God’s Concern for Lot’s Daughters

The two travelers are the angels who accompanied Yahweh to deliver the news about Sarah’s future pregnancy (18:2). Yahweh left (Gen. 18:33), but the two others journeyed on to Sodom to visit Lot. Interestingly, after the angels have dispelled the dangerous crowd with a blinding light, they show immediate concern for Lot’s children. It was the very care that Lot lacked.

The angels ask urgently, “Do you have anyone else here–sons-in-law, sons or daughters, or anyone else in the city who belongs to you? Get them out of here, because we are going to destroy this place. The outcry to Yahweh against its people is so great that he has sent us to destroy it (19:12, 13).”

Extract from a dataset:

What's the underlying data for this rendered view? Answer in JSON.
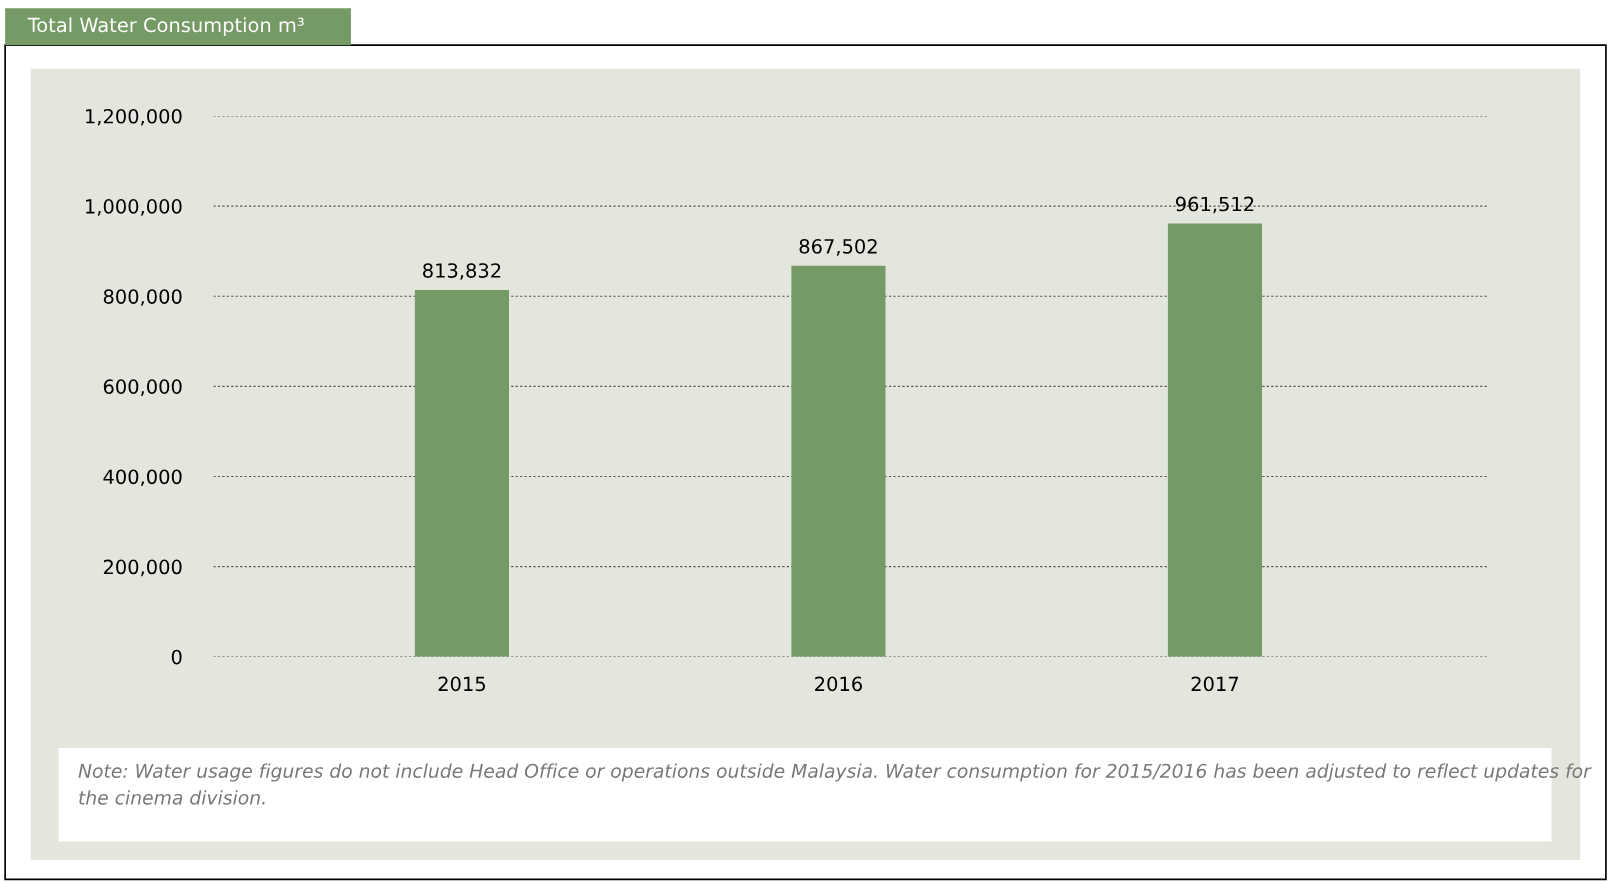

In asking Lot this question, they direct him away from his selfish concern over how well he is exercising hospitality, and toward concern for his daughters and those men his daughters plan to marry.

It’s an important point because in these “texts of terror” it is easy to confuse what happens in the Bible with what God endorses. The picture of Yahweh can be bleak sometimes, from the tragedy of Lot’s wife, to Yahweh’s testing of Abraham’s obedience by asking him to sacrifice Isaac.

But in the angels’ concern we see a glimpse of God’s care for women.

Justice and the Cry of a Woman

And it is possible that God also shows Her concern for women by destroying Sodom. Scholar Judith S. Antonelli says that the literal reading of Gen. 18:21 is “If they have done what her cry against them accuse them of, I will destroy them” (from a footnote in The Inclusive Bible).  She writes:

The cry of Sodom is the cry of a woman–‘a certain young woman whom they put to death in an unnatural manner because she had given food to a poor person,’ according to [medieval Jewish scholar] Rashi. There were actually several women who did this and were caught.

Yahweh may have heard the cries of many women, including Lot’s daughters. Though we presume the women of Sodom died along with the men, Lot’s daughters became respected as the mothers of two tribes. Single mothers at that.

Lot, however, is never heard from again in the Biblical record. We can extend our sympathy to him as a victim in the story. Yet, now we also understand him and his daughters anew in the context of the unspoken, yet glimpsed at, back story.